Ce choix place le produit dans la catégorie des assistants à action conservatrice, à l'opposé des agents autonomes qui agissent puis rendent compte. Pour un usage professionnel où une publication accidentelle sur Slack coûte cher, ce verrou est l'argument central. Le README ne détaille toutefois ni le stockage des identifiants des applications connectées ni leur révocation, des points à examiner dans la documentation du projet avant de connecter des comptes sensibles.
Le Brain : une mémoire en texte brut, lisible et effaçable
Freestyle conserve ce que vous lui dites dans une mémoire baptisée Brain, et le README insiste sur son format : du texte brut que vous pouvez lire, modifier et supprimer. Ce que vous dites une fois est disponible pour toutes les conversations futures, ce qui évite de reformuler ses préférences à chaque session.
Le même esprit vaut pour les notes et les listes de tâches : l'application garde trace de ce qui vous importe, vous rappelle quand vous prenez du retard, vérifie si une chose a réellement été faite et coche elle-même les éléments lorsqu'elle constate qu'ils sont terminés. Cette boucle de vérification distingue l'outil d'un simple pense-bête : la tâche n'est pas considérée faite parce que vous l'avez affirmée, mais parce que l'application l'a observée dans vos applications connectées.
Dictée et Remix : les outils d'écriture sont restés
L'héritage dictée du projet demeure : maintenez le raccourci clavier, parlez, relâchez, et le texte poli vient se coller à votre curseur. Le mode Remix complète le tableau : sélectionnez un paragraphe et décrivez le changement voulu, dans Google Docs, Slack, VS Code, Gmail ou partout où vous tapez. Ces deux fonctions expliquent la réputation de dictée du projet, conservée dans sa nouvelle identité d'application de rappels.
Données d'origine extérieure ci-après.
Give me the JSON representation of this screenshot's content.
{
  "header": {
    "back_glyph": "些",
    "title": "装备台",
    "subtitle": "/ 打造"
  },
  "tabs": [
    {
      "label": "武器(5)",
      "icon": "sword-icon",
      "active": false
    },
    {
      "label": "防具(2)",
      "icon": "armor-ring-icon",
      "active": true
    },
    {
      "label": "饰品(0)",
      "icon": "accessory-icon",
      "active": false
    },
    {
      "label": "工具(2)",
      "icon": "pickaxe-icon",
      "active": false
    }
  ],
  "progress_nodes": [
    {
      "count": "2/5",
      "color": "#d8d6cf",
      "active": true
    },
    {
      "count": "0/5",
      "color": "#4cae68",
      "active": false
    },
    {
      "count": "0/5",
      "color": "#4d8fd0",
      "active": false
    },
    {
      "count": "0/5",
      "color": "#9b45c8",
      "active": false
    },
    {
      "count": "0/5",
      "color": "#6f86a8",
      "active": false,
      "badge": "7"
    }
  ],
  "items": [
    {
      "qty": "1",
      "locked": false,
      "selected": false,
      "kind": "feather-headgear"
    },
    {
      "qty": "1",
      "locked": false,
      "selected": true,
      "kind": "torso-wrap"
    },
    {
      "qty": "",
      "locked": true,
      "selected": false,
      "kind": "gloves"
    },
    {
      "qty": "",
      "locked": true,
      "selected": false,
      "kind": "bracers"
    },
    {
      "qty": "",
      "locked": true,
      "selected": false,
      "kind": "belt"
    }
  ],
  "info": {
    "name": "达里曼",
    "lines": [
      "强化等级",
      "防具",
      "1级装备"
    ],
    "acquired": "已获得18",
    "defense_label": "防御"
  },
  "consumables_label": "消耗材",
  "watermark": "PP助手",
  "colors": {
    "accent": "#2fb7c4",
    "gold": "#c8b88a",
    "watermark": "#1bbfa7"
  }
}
Le téléchargement couvre macOS Apple Silicon et Intel en .dmg, Windows en .exe et Linux en .AppImage ou .deb, tous via la page des releases GitHub. Le support mobile sur iOS et Android est annoncé pour plus tard, sans date. Les contributions passent par CONTRIBUTING.md pour la configuration, le développement local et l'ouverture de pull request, et la communauté se retrouve sur un serveur Discord où communiquent les contributeurs du projet.
Conclusion éditoriale
Freestyle concerne les développeurs et travailleurs du savoir qui veulent un assistant de bureau qui surveille leurs outils, Gmail, Slack, GitHub, Notion, et les prévient seulement quand une échéance franchit un seuil. Il ne convient pas aux mobiles, dont le support n'existe pas encore, ni à ceux qui refusent de connecter leurs comptes à une application tierce. Avant d'adopter, installez la version 0.8.9, connectez une seule application, créez une tâche planifiée simple, et observez le flux d'approbation Allow avant de connecter quoi que ce soit de sensible.